Питер сидел на стуле у отцовского письменного стола и глядел на большой глобус в углу за софой. Глобус был утыкан флажками, сделанными из зубочисток: флажки торчали там, куда компания «Роллс-Ройс» поставляла свои автомобили. Мистер Палмер нервно мерил шагами ковер на полу, закатав рукава и сунув руки в карманы брюк. Питер старался смотреть только на глобус, но взгляд невольно возвращался к отцу: голубая рубаха на спине взмокла от пота, брови почти сошлись у переносицы, на виске билась тонкая синеватая жилка. Питер нервно сглотнул. Редко, ох как же редко он видел отца таким!
– Кто дал тебе право вмешиваться в мои дела? – глухо спросил Леонард Палмер, не глядя на сына.
– Я поступил по совести, папа, – дрогнувшим голосом ответил Питер и ссутулился.

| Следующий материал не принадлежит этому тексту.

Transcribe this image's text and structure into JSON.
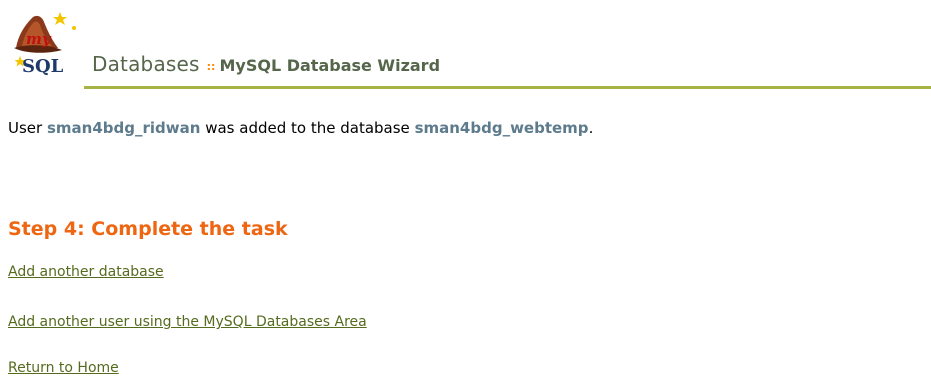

Сейчас ему с невероятной силой хотелось, чтобы кто-нибудь невидимый превратил его в мышь. Или в паука. Или все равно во что, лишь бы в маленькое и незаметное.
– О какой совести ты говоришь? – громыхнул отец, останавливаясь перед Питером и сверля его яростным взглядом. – Ты, мой сын, который угрожал взрослой леди, своим поступком запятнал мою честь! Ты оскорбил не только миссис Донован, но и меня, и мать! Мы тебя таким не растили, Питер, но это наш позор!
От страха заныло в животе. К горлу подступили слезы, мысли заметались, спутались, сердце забилось, словно птичка в петле. Питер часто задышал, нижняя губа задрожала. Он был готов уже расплакаться и рассыпаться в беспомощных извинениях, но вдруг вспомнил о Йонасе.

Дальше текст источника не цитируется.